EU genehmigt teilweise Spaniens sechste Zahlung aus dem Wiederaufbaufonds, setzt 537 Millionen Euro aufgrund unerfüllter Ziele aus
Die Europäische Kommission hat eine teilweise Auszahlung von 5,7 Milliarden Euro an Spanien im Rahmen des NextGenerationEU-Plans genehmigt, wobei 537 Millionen Euro an Zuschüssen aufgrund von drei nicht erfüllten Investitionszielen ausgesetzt bleiben.
Die Europäische Kommission hat am Donnerstag grünes Licht für eine teilweise sechste Zahlung des spanischen Aufbau-, Transformations- und Resilienzplans gegeben und 5,7 Milliarden Euro der ursprünglich beantragten 7,021 Milliarden Euro bewilligt.

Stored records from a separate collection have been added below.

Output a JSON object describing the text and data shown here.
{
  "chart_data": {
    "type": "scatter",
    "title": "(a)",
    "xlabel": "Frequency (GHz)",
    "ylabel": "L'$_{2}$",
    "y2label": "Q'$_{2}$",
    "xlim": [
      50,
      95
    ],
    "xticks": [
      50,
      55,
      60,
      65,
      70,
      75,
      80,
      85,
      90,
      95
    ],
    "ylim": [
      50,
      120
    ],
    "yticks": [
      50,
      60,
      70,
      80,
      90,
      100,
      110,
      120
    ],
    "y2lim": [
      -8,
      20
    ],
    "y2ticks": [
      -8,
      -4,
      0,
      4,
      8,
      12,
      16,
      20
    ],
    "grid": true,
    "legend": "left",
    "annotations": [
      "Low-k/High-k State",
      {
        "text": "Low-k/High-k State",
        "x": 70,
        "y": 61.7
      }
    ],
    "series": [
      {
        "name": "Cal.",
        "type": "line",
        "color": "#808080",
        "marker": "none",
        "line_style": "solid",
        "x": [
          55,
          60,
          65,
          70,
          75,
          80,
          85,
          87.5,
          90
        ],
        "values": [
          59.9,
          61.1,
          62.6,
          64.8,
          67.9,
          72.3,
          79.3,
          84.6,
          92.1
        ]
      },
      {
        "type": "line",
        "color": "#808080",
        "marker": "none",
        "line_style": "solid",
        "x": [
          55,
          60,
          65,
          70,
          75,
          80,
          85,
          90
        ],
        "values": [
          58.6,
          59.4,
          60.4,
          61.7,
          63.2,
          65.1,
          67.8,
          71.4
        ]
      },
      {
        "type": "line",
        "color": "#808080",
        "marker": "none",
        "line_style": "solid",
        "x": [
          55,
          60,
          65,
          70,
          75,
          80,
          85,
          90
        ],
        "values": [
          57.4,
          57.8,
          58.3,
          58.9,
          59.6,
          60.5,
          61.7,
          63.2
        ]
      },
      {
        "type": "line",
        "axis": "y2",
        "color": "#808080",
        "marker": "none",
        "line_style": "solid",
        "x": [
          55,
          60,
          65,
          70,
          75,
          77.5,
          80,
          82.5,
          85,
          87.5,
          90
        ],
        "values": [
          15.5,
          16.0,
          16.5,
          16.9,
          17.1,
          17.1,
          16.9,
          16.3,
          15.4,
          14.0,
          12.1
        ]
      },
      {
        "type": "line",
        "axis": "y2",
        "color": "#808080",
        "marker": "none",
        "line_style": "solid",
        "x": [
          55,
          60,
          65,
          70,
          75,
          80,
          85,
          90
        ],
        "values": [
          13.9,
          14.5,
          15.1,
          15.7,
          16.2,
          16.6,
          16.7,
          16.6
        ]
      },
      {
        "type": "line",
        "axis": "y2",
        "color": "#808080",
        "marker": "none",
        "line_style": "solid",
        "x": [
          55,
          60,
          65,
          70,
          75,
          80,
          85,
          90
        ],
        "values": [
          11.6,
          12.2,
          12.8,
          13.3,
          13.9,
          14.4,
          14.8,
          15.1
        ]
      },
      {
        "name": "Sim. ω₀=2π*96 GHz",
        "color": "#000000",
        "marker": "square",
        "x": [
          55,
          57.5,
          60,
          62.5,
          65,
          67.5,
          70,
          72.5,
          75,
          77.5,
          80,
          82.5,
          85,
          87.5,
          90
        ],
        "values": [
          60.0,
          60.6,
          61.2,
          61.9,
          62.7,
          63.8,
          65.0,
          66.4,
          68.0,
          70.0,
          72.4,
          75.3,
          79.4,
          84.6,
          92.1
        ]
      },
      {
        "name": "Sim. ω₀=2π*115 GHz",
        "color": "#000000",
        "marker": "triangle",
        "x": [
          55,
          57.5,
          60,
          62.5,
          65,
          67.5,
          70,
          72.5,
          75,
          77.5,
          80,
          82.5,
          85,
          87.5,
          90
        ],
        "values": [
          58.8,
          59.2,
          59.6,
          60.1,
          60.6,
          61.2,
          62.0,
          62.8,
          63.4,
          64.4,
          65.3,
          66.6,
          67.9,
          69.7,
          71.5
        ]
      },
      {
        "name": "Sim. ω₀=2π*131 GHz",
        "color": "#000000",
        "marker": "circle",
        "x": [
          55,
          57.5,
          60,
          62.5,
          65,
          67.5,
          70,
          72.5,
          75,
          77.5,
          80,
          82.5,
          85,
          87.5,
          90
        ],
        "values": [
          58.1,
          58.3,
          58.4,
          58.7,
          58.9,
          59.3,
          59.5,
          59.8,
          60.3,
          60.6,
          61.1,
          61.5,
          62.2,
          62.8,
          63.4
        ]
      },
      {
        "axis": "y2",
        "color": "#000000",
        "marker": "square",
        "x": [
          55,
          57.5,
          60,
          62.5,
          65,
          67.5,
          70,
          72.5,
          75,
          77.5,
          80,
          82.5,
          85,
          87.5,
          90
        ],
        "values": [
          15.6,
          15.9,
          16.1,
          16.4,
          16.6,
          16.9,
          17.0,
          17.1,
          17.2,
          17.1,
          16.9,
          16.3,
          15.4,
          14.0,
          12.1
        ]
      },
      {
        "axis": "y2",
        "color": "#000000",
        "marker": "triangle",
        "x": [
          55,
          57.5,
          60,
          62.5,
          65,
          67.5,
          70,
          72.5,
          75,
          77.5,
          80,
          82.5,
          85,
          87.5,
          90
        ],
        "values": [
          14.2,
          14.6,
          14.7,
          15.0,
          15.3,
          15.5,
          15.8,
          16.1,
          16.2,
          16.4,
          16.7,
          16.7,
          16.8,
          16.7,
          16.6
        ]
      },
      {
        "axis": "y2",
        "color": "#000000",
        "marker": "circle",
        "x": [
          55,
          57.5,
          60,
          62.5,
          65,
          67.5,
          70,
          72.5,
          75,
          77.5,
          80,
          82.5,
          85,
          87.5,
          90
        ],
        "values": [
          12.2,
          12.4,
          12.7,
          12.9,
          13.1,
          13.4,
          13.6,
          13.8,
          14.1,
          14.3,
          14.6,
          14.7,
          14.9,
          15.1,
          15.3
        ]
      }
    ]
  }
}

Der Zuschussanteil wurde um 537 Millionen Euro gekürzt, da drei mit dem Antrag verbundene Ziele nicht vollständig erreicht wurden.
Teilweises grünes Licht für den sechsten Antrag
Spanien hatte den sechsten Antrag mit 67 Zielen und 51 Meilensteinen eingereicht. Die Kommission bescheinigte 64 dieser 67 Ziele als zufriedenstellend erfüllt und gab damit 5,7 Milliarden Euro frei. Der Bruttoantrag belief sich auf 7,021 Milliarden Euro (5,970 Milliarden Euro an nicht rückzahlbaren Zuschüssen und 1,051 Milliarden Euro an Darlehen), die bewilligten Zuschüsse blieben jedoch um 537 Millionen Euro hinter dem vollen Betrag zurück.
In dieser Phase ist die Kommission nicht in der Lage, über die Bewertung von drei Zielen im Zusammenhang mit dem sechsten Zahlungsantrag zu entscheiden, die sich auf Investitionen in die zweisprachige Berufsausbildung, Telepflegedienste und Unterstützungsprojekte für gefährdete Gruppen sowie Unternehmertum und Kleinstunternehmen beziehen.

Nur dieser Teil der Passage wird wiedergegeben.